On television, the next commercial for a correspondence school, I called them up. They teach you how to stake out a suspect. How to dig through a garbage can for evidence. In six weeks, I had a paper to say I was a private investigator. After that, I had my own spreadsheet of deadbeats to go spy on. To make my own whistle-blowing little “stalk-umentaries,” I call them.
You get out by getting smart and turning in your fellow cripples. Most cases, you don't even have to appear in court. Just turn in your expense report for the motel, the rental car, the restaurant meals, and you get your check in the mail. Plus the commission.
Leading up to right now. I've been following Ms. Broome for five days of nothing. When you're shooting a stalk-umentary, you're pretty much married to your subject. To the post office to pick up her mail. To the library for another book. To the grocery store. Even if she sits in the trailer all day, the curtains shut, watching television, then I'd be parked down the gravel road, slouched down low, stretched across the front seat of my rented car so I could lean back on a pillow propped against the inside of the passenger door. So I could keep an eye out. Even if nothing's going to happen.
It's a marriage.
All afternoon, slapping mosquitoes up on the hillside behind her trailer, I was squatted down, hidden back in the bushes. Watching her through the viewfinder on my video camera, I was waiting for my chance to hit the RECORD button. All Sarah had to do was bend over and pick up a white tank of propane. Just five minutes of her unloading heavy bags of cat food from her old hatchback car, and this job would be done. Nothing left to do but check in my rental car and catch the next plane home.
Of course, I'm sitting here in her shed because I tripped and fell. She came and found me, after it got dark, after the mosquitoes were worse than anything—gunshots, knife wounds—she could ever do to me. I had to yell for help, and she put one arm around my waist and half carried me this far. She set me here. To rest a minute, she said.
Nobody's saying I'm too original. I'm a bird-watcher, I tell her. This area is famous for the red-crested hairy plover. This time of year the blue-necked pheasant comes here to mate.

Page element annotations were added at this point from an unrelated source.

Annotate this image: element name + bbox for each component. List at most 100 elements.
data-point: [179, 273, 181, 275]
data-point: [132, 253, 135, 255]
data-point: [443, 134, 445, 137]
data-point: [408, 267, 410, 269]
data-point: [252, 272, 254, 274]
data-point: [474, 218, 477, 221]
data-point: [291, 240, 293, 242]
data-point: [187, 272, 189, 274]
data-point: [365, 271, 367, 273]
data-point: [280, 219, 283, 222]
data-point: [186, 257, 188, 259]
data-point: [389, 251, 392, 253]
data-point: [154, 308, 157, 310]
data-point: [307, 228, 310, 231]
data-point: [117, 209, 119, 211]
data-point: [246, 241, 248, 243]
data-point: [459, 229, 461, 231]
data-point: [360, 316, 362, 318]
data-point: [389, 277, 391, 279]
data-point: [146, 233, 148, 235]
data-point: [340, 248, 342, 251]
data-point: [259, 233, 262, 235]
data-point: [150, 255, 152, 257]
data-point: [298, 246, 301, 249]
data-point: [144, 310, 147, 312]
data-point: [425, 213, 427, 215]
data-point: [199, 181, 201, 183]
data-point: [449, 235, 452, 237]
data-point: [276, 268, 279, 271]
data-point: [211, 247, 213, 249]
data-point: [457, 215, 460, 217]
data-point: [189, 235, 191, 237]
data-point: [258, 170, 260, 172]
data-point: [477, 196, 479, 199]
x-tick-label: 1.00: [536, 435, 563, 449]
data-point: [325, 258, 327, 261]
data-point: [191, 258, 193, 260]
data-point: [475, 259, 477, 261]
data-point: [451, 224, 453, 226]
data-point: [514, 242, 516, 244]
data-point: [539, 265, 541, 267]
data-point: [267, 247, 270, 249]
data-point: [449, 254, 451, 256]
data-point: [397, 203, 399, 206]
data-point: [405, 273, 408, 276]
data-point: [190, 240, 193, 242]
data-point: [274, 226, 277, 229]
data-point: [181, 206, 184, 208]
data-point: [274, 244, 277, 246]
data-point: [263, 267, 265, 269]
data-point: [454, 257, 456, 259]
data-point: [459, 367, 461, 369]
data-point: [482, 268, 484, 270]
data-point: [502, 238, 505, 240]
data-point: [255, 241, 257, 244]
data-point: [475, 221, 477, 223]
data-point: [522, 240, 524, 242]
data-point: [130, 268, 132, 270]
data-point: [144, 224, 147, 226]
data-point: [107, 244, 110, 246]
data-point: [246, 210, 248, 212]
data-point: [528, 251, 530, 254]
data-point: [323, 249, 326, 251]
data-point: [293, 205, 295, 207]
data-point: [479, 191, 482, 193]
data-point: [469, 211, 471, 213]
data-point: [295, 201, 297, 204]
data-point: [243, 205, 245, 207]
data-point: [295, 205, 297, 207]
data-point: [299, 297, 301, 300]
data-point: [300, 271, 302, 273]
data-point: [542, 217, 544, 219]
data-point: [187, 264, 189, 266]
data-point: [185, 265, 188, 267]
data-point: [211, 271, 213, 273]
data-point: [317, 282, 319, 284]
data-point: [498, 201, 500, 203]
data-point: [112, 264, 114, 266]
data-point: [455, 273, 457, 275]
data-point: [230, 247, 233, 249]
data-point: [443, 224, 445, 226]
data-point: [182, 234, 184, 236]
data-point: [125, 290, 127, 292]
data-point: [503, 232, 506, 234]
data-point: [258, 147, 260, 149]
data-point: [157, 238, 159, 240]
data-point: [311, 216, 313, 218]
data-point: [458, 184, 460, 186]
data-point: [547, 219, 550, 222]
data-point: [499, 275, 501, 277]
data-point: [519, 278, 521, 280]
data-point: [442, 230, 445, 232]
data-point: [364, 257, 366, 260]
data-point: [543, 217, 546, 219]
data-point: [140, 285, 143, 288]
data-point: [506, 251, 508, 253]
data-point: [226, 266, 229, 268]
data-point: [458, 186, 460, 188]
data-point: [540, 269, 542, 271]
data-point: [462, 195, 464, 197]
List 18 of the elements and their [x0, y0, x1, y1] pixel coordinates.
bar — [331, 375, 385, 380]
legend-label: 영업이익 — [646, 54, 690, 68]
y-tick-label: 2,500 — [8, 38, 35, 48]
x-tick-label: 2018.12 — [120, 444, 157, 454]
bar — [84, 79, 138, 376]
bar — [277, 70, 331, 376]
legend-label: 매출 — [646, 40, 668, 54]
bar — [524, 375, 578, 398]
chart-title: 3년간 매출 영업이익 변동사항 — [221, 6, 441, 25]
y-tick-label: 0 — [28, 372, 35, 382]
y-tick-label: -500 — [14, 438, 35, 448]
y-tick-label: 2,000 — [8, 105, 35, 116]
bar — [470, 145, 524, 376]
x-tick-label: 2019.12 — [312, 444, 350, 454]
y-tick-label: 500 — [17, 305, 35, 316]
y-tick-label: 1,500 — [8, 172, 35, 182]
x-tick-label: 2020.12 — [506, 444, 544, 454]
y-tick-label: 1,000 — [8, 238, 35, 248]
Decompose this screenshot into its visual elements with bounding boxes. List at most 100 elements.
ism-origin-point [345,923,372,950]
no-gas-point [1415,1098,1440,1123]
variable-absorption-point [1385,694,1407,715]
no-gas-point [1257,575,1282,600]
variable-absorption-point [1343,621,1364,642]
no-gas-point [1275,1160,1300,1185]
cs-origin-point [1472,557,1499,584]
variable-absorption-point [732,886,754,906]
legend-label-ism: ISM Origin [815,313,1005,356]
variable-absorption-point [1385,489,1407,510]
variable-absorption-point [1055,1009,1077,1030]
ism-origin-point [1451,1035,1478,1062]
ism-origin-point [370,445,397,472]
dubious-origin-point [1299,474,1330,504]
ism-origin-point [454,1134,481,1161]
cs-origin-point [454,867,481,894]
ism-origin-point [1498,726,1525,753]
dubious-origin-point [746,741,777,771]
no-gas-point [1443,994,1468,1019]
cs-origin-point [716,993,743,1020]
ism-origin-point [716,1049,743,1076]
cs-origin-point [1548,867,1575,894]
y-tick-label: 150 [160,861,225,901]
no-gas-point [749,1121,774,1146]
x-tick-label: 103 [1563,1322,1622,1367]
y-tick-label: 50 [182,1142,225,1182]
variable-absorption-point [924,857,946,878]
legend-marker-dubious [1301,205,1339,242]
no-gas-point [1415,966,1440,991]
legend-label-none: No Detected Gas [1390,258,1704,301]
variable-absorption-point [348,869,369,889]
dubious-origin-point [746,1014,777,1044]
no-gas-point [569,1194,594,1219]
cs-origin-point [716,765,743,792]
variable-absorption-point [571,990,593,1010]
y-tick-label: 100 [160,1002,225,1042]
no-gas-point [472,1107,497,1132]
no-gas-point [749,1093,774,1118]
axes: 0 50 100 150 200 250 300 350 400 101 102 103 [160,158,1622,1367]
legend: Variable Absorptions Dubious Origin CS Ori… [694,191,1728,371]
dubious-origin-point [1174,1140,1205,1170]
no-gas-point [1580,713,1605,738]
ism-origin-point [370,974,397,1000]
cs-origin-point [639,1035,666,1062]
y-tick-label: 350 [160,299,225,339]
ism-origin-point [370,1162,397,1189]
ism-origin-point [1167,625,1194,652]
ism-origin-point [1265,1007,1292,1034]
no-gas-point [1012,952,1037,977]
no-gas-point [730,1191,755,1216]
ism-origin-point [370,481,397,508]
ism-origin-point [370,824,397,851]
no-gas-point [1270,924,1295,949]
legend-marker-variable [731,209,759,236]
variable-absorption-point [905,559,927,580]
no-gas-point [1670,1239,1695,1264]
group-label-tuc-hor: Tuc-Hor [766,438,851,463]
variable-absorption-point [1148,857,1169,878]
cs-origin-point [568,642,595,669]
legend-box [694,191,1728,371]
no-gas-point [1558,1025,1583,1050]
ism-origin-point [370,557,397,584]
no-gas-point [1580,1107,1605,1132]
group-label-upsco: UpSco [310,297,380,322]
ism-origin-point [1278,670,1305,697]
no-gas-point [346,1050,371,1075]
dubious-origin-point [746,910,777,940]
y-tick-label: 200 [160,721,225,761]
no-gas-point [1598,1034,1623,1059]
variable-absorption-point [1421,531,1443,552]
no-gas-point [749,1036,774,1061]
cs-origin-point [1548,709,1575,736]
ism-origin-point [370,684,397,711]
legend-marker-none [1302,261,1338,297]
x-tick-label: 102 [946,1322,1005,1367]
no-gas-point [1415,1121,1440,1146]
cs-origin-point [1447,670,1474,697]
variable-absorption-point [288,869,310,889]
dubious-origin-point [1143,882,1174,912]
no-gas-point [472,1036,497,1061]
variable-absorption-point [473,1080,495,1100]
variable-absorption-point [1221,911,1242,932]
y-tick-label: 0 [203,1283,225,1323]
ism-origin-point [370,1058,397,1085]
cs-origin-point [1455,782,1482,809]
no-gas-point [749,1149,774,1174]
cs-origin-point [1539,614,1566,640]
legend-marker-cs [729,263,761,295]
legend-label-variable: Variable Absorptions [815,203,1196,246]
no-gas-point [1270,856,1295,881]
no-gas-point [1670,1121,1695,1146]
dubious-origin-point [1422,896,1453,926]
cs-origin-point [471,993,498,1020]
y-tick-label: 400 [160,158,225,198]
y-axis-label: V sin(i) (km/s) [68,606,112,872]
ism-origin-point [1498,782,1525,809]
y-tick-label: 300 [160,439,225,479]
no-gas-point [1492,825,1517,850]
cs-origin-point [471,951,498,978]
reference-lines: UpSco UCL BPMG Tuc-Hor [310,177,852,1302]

She's got my video camera, fooling with the little playback screen pulled out, and she says, “Oh, please. Show me.” The camera makes a buzz, a click, and the red PLAY light blinks on, bright. She watches the screen, smiling, stoned.
I tell her, No. I reach for the camera, to take it back, but too fast. I tell her, No. Too loud.

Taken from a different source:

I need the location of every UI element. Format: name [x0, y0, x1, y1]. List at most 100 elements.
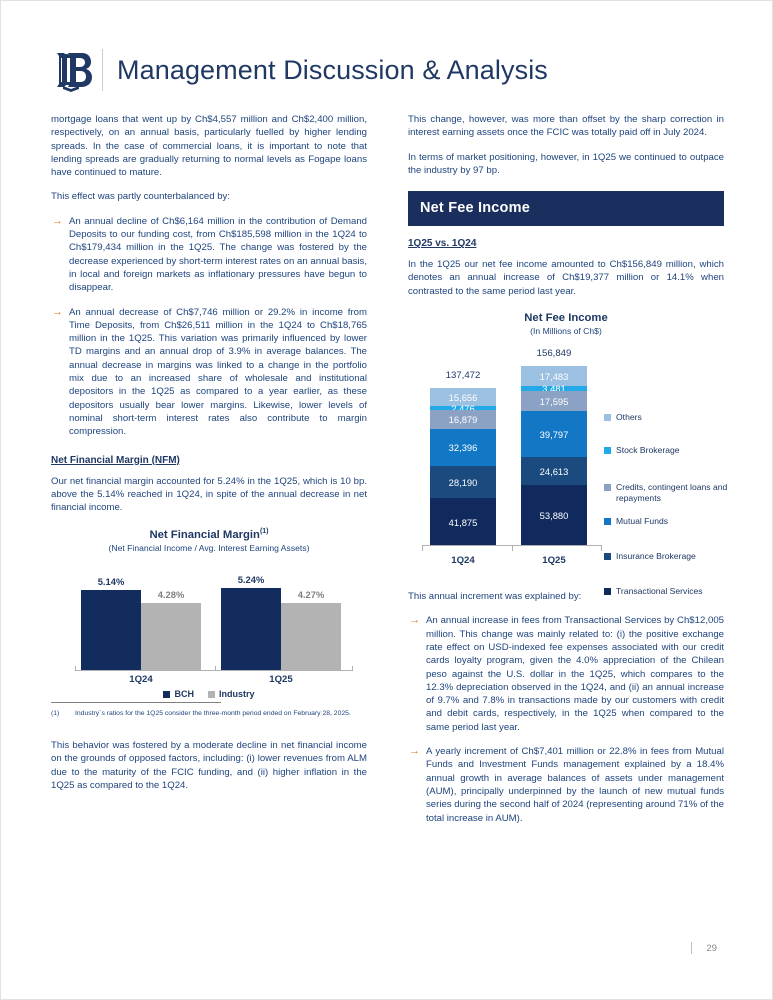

And Sarah Broome, she steps away, pulling her elbows and her hands holding the camera out of my reach. Light from the little screen flickering soft as candlelight on her face, she smiles and keeps watching.

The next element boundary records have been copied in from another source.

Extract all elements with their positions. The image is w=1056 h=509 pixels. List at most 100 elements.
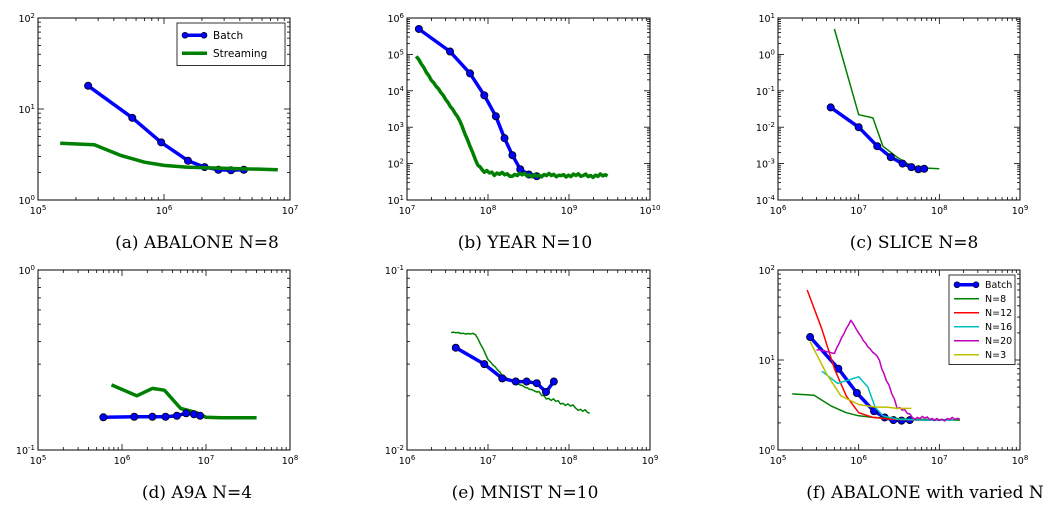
legend-label-f-5: N=3 — [985, 350, 1006, 361]
data-point-c-batch-7 — [920, 164, 929, 173]
data-point-f-batch-2 — [852, 388, 861, 397]
panel-f: 105 106 107 108100101102BatchN=8N=12N=16N=2… — [758, 264, 1028, 467]
x-tick-label-a-0: 105 — [30, 204, 47, 217]
data-point-c-batch-0 — [826, 103, 835, 112]
series-line-c-batch — [829, 105, 925, 171]
ticks-e — [406, 270, 650, 451]
y-tick-label-f-1: 101 — [758, 354, 775, 367]
data-point-b-batch-4 — [491, 112, 500, 121]
legend-f: Batch N=8 N=12 N=16 N=20 N=3 — [948, 274, 1016, 365]
series-line-b-streaming — [414, 55, 609, 180]
legend-label-f-3: N=16 — [985, 322, 1012, 333]
data-point-e-batch-4 — [522, 377, 531, 386]
caption-a: (a) ABALONE N=8 — [115, 233, 279, 253]
data-point-a-batch-0 — [84, 81, 93, 90]
data-point-b-batch-3 — [480, 91, 489, 100]
data-point-a-batch-3 — [183, 156, 192, 165]
series-line-a-streaming — [60, 141, 278, 172]
x-tick-label-e-2: 108 — [561, 454, 578, 467]
data-point-e-batch-7 — [549, 377, 558, 386]
x-tick-label-c-0: 106 — [770, 204, 787, 217]
data-point-e-batch-3 — [511, 377, 520, 386]
x-tick-label-b-0: 107 — [399, 204, 416, 217]
ticks-d — [37, 270, 290, 451]
data-point-b-batch-6 — [508, 151, 517, 160]
caption-f: (f) ABALONE with varied N — [806, 483, 1044, 503]
x-tick-label-e-3: 109 — [642, 454, 659, 467]
legend-a: Batch Streaming — [176, 22, 286, 66]
x-tick-label-b-1: 108 — [480, 204, 497, 217]
data-point-d-batch-5 — [182, 409, 191, 418]
x-tick-label-d-1: 106 — [114, 454, 131, 467]
data-point-e-batch-5 — [532, 379, 541, 388]
y-tick-label-a-2: 102 — [18, 12, 35, 25]
legend-label-f-1: N=8 — [985, 294, 1006, 305]
data-point-d-batch-0 — [99, 413, 108, 422]
data-point-d-batch-1 — [130, 412, 139, 421]
axes-frame-f — [777, 269, 1021, 451]
legend-label-f-0: Batch — [985, 280, 1012, 291]
ticks-c — [777, 18, 1020, 201]
y-tick-label-e-1: 10-1 — [385, 264, 404, 277]
y-tick-label-c-2: 10-2 — [756, 121, 775, 134]
data-point-c-batch-5 — [907, 163, 916, 172]
y-tick-label-b-1: 102 — [387, 158, 404, 171]
ticks-b — [406, 18, 650, 201]
y-tick-label-a-1: 101 — [18, 103, 35, 116]
y-tick-label-d-1: 100 — [18, 264, 35, 277]
x-tick-label-c-1: 107 — [850, 204, 867, 217]
data-point-a-batch-1 — [128, 113, 137, 122]
series-line-b-batch — [417, 27, 538, 178]
series-line-f-n-20 — [816, 319, 961, 422]
x-tick-label-e-1: 107 — [480, 454, 497, 467]
series-line-c-streaming — [833, 28, 940, 170]
data-point-b-batch-2 — [466, 69, 475, 78]
x-tick-label-f-2: 107 — [931, 454, 948, 467]
x-tick-label-b-3: 1010 — [639, 204, 660, 217]
y-tick-label-b-4: 105 — [387, 48, 404, 61]
axes-frame-a — [37, 17, 291, 201]
data-point-b-batch-0 — [414, 24, 423, 33]
y-tick-label-c-4: 100 — [758, 48, 775, 61]
x-tick-label-a-2: 107 — [282, 204, 299, 217]
data-point-e-batch-1 — [480, 360, 489, 369]
data-point-e-batch-2 — [498, 374, 507, 383]
series-line-a-batch — [87, 84, 244, 173]
data-point-b-batch-5 — [500, 134, 509, 143]
data-point-d-batch-2 — [148, 412, 157, 421]
data-point-a-batch-2 — [157, 138, 166, 147]
y-tick-label-c-3: 10-1 — [756, 85, 775, 98]
x-tick-label-f-1: 106 — [850, 454, 867, 467]
data-point-e-batch-0 — [451, 343, 460, 352]
series-line-e-streaming — [450, 331, 590, 414]
x-tick-label-f-3: 108 — [1012, 454, 1029, 467]
y-tick-label-c-1: 10-3 — [756, 158, 775, 171]
x-tick-label-a-1: 106 — [156, 204, 173, 217]
series-line-f-n-16 — [821, 370, 954, 421]
data-point-f-batch-0 — [806, 333, 815, 342]
legend-label-f-4: N=20 — [985, 336, 1012, 347]
caption-e: (e) MNIST N=10 — [451, 483, 599, 503]
data-point-e-batch-6 — [541, 388, 550, 397]
data-point-d-batch-4 — [172, 411, 181, 420]
axes-frame-b — [406, 17, 651, 201]
data-point-c-batch-4 — [898, 159, 907, 168]
data-point-d-batch-3 — [161, 412, 170, 421]
y-tick-label-b-2: 103 — [387, 121, 404, 134]
y-tick-label-f-2: 102 — [758, 264, 775, 277]
caption-c: (c) SLICE N=8 — [849, 233, 979, 253]
axes-frame-d — [37, 269, 291, 451]
x-tick-label-d-2: 107 — [198, 454, 215, 467]
data-point-b-batch-1 — [446, 47, 455, 56]
y-tick-label-b-5: 106 — [387, 12, 404, 25]
x-tick-label-c-2: 108 — [931, 204, 948, 217]
x-tick-label-d-0: 105 — [30, 454, 47, 467]
caption-b: (b) YEAR N=10 — [457, 233, 593, 253]
series-line-f-n-3 — [809, 341, 912, 410]
data-point-c-batch-3 — [886, 153, 895, 162]
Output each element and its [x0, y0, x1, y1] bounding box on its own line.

She keeps watching, but her face relaxes, her smile drooping, her cheeks sagging into jowls.
It's footage of her lifting sacks of steer manure, slippery white plastic bags packed with cow crap. Each bag printed in black letters: Net Weight Fifty Pounds.
Her eyes still pinned on the little screen, all the muscles of her face squeeze together in the middle. Her eyebrows. Her lips. Here's the five minutes that will end life as she knows it. My short stalk-umentary that's going to put her back into blue-collar slavery.
It could be her back healed. It could be she faked it all, but what's clear is, she's no invalid. With the arms on her, she could wrestle alligators for a living.
Sarah Broome, I just want to tell you I understand. Right this minute, while you read the back of a box of rat poison, I want you to know—that first week of being totally crippled, completely helpless and disabled, it was hands-down the best week of my adult life.
Here's the dream of every farmer. Every railroad brakeman and waitress who ever took a week's vacation to go camping. One lucky day, a freight train takes a corner too fast and derails, or they step in a spilled milkshake, and they end up living down some no-name gravel road. Happy cripples.